In 2023, Marilou was nominated by the Global Witness to complete a fellowship at the University of York’s Centre for Applied Human Rights; the nomination came after the Global Witness declared the Philippines was one of the most dangerous places for environmental activists in Asia. Marilou tells me how she still faces death threats from within her province: local politicians and pro-mining bodies, whilst she grieves the deaths of environmental activist and journalist friends who spoke out and suffered.

Local government corruption was the result of a trickling tap from the national government of the Philippines. Marilou explains that the government’s Department of Environment and Natural Resources approves the mining permits which damage the lives of families already struggling due to the Philippines’ poverty problem in rural areas, and refuses to hold the mining companies accountable for the harm they cause. In order to fix the trickling tap, Marilou excitedly reveals to me that she plans to change the system: by creating a new government policy that ensures the protection of the environment and human rights is enshrined in law. The proposed law, named the Alternative Minerals Management Bill, has been filed in the Philippines Congress, and the Senate. Marilou hopes it will replace the Mining Act of 1995, which was focused on the business of mining solely, and that her research at York will help push politicians to make the move.

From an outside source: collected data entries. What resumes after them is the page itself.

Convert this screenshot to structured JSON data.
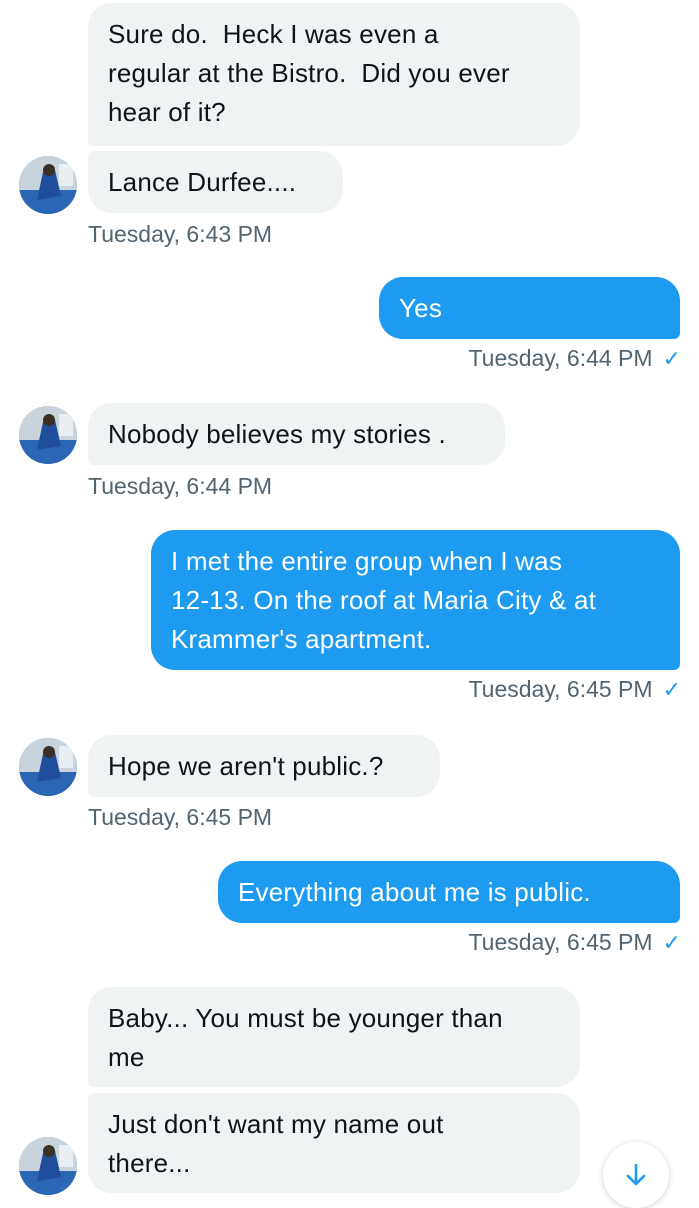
{
  "messages": [
    {
      "id": "m1",
      "dir": "in",
      "text": "Sure do.  Heck I was even a\nregular at the Bistro.  Did you ever\nhear of it?"
    },
    {
      "id": "m2",
      "dir": "in",
      "text": "Lance Durfee...."
    },
    {
      "id": "m3",
      "dir": "out",
      "text": "Yes"
    },
    {
      "id": "m4",
      "dir": "in",
      "text": "Nobody believes my stories ."
    },
    {
      "id": "m5",
      "dir": "out",
      "text": "I met the entire group when I was\n12-13. On the roof at Maria City & at\nKrammer's apartment."
    },
    {
      "id": "m6",
      "dir": "in",
      "text": "Hope we aren't public.?"
    },
    {
      "id": "m7",
      "dir": "out",
      "text": "Everything about me is public."
    },
    {
      "id": "m8",
      "dir": "in",
      "text": "Baby... You must be younger than\nme"
    },
    {
      "id": "m9",
      "dir": "in",
      "text": "Just don't want my name out\nthere..."
    }
  ],
  "timestamps": {
    "t1": "Tuesday, 6:43 PM",
    "t2": "Tuesday, 6:44 PM",
    "t3": "Tuesday, 6:44 PM",
    "t4": "Tuesday, 6:45 PM",
    "t5": "Tuesday, 6:45 PM",
    "t6": "Tuesday, 6:45 PM"
  },
  "read_mark": "✓",
  "icons": {
    "avatar": "contact-avatar",
    "scroll_down": "arrow-down-icon"
  },
  "colors": {
    "outgoing_bubble": "#1d9bf0",
    "incoming_bubble": "#eff3f4",
    "timestamp_text": "#536471"
  }
}
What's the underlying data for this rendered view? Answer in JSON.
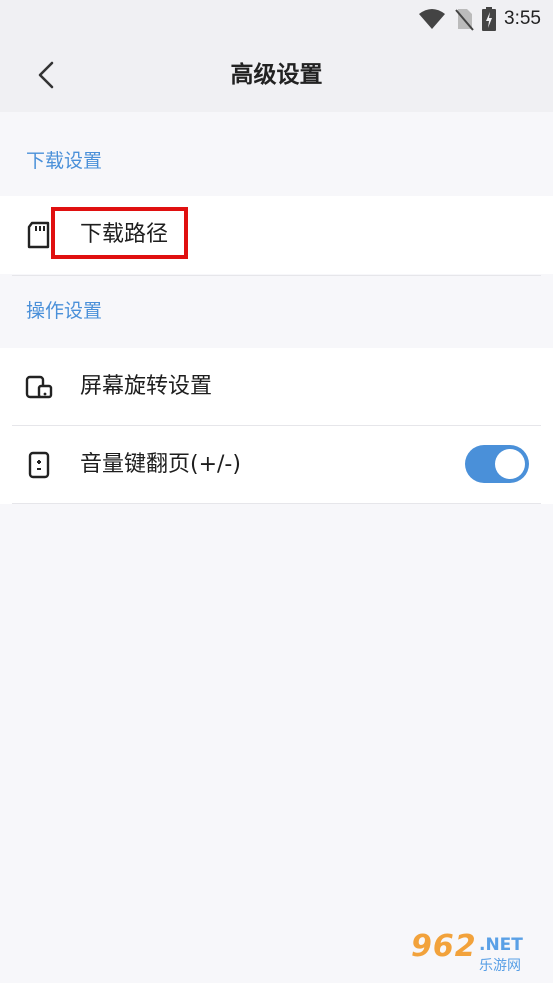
{
  "status_bar": {
    "time": "3:55"
  },
  "header": {
    "title": "高级设置"
  },
  "sections": {
    "download": {
      "label": "下载设置",
      "items": [
        {
          "label": "下载路径",
          "icon": "sd-card-icon"
        }
      ]
    },
    "operation": {
      "label": "操作设置",
      "items": [
        {
          "label": "屏幕旋转设置",
          "icon": "screen-rotation-icon"
        },
        {
          "label": "音量键翻页(+/-)",
          "icon": "phone-volume-icon",
          "toggle_on": true
        }
      ]
    }
  },
  "colors": {
    "accent": "#4a90d9",
    "highlight": "#e01010"
  },
  "watermark": {
    "brand": "962",
    "domain": ".NET",
    "subtitle": "乐游网"
  }
}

Reflecting on Marilou’s main message for readers, a small segment of transcript offers an answer:

Marilou: “I always say we have only one earth that we call home, if we destroy it, where can we live? We have to do what we can to protect the environment because we are here in this world because of the environment, we live because of the environment, it gives us everything…we’re protecting it not only for this generation, but also for future generations.”

The setting summer sun marks the end of mine and Marilou’s conversation as the blanket of night offers me a chilly, but carbon neutral, walk home.